The ATISCO direct seeder is manually operated. It does not have any engine to run it. The seeder precisely dispenses just one seed per hill about 5 centimeters (cm) apart. In one passing, the seeder plants the seeds in two rows. The planting bed is 70 cm wide and it needs two passes of the direct seeder.

Delima explains that because the seeder dispenses just one seed at a time, fewer seeds are required when compared to manual direct seeding, which often plants more than one seed per hill. Under current farmers’ practice, usually, 10 cans of seeds are needed to plant one hectare. On the other hand, only six cans are needed with the ATISCO seeder.

This means a significant savings, according to Delima, because one can of hybrid seed usually costs ₱4,000. Therefore, the farmer can save ₱16,000 worth of seeds per hectare with the direct seeding machine.

Laying out the field for planting onion.

Also, the direct seeder accomplishes the job faster. Two direct seeders will be able to seed one hectare in one day. On the other hand, 10 people working for two days are needed to finish seeding one hectare. The farmer also saves on labor because only two men with their machines are needed to plant one hectare with the direct seeder.

By the way, ATISCO is now providing their services to farmers who have planted 50 hectares this season that are soon be harvested. The services include land preparation, making of planting beds, and direct seeding. Later, when the crops are harvested, ATISCO will also demonstrate the use of an onion harvesting machine from Korea.

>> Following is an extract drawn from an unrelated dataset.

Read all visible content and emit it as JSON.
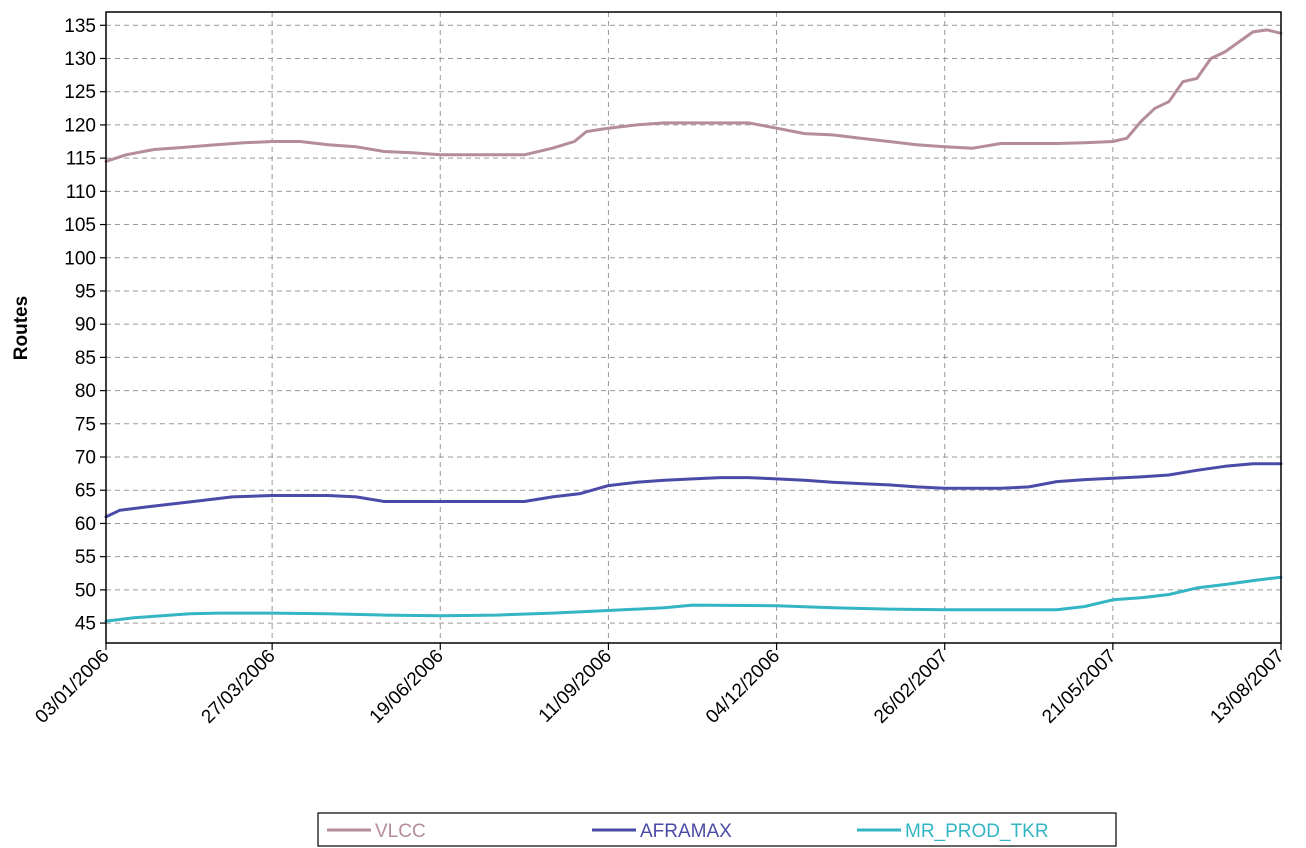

ATISCO is really searching for ways to make the onion growers more competitive not only in production but also in marketing their harvest. As of now, Delima said, a marketing company, Phil Vieba, will be buying the farmers’ harvest.

The company is also promoting mechanization in rice production. It has facilities in Oriental Mindoro where it has tractors for land preparation and rice transplanting machines as well as combine harvesters and other post-harvest facilities. It also has efficient compact rice mills from Fitcorea.

This story appeared in Agriculture Monthly’s March 2017 issue.